Пришедшая в ужас мама пробежала глазами накладные:
— Что за бред? Быть такого не может! Я не стану ничего подписывать. Это жульничество! Вам ясно?
— Ваш муж сказал мне…
— Вот пусть он и платит! Я и на сантим не превышу первоначальную смету!
Они спорили, стараясь перекричать друг друга. Мама была не из тех женщин, которых мог запугать архитектор, пусть даже дипломированный специалист и здоровенный мужик, вдвое больше ее в размерах. Папа, ведавший исключительно поставками, неожиданно вспомнил, что у него назначена срочная встреча, и ускользнул через заднюю дверь. Мама с архитектором искали его, но не нашли — никто не видел, как он уходил. Папино исчезновение еще больше их раззадорило. Архитектор счел, что его держат за болвана. Мама оскорбилась. Оба заявили, что вызовут своих адвокатов, и стали грозить друг другу судами. Каждый был уверен, что выиграет: архитектор пользовался влиянием, у мамы были высокопоставленные знакомые.

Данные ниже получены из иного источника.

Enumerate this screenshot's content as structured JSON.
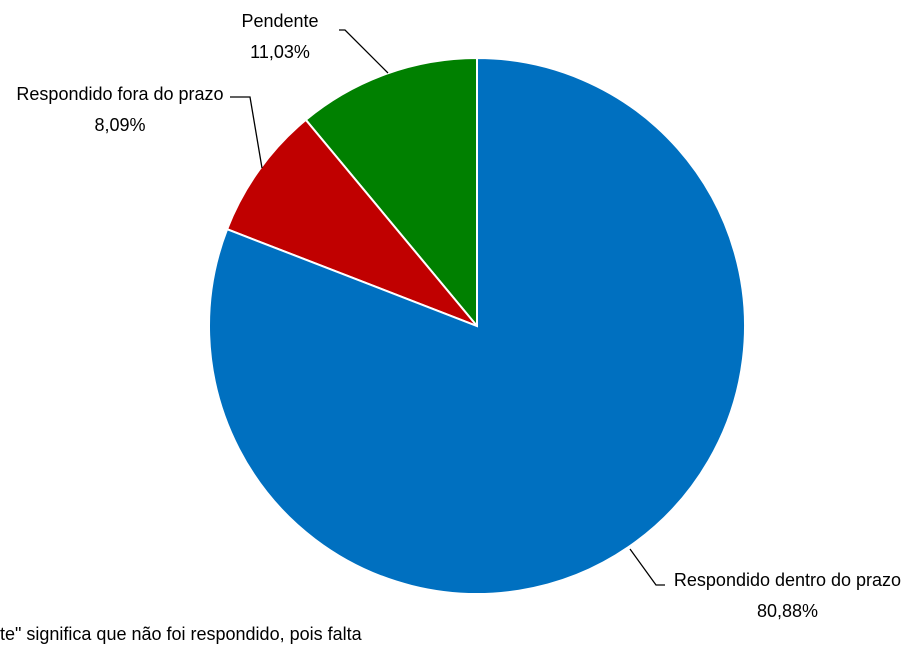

Послушать их, так выходило, что один из них будет жалеть о случившемся до конца своих дней. Мама сняла трубку и набрала номер. Ее адвоката на месте не оказалось. Она не разрешила архитектору звонить из своего кабинета. Он приказал рабочим покинуть стройку. Мама пригрозила, что не заплатит, если они не закончат работу, и несчастные не знали, что делать. В этот момент снова появился папа, что только подогрело исступление архитектора, мамы и прораба-итальянца, требовавшего немедленной оплаты. Перед лицом коллективного безумия я почувствовал себя бессильным, вернулся домой и взялся за «Человека бунтующего».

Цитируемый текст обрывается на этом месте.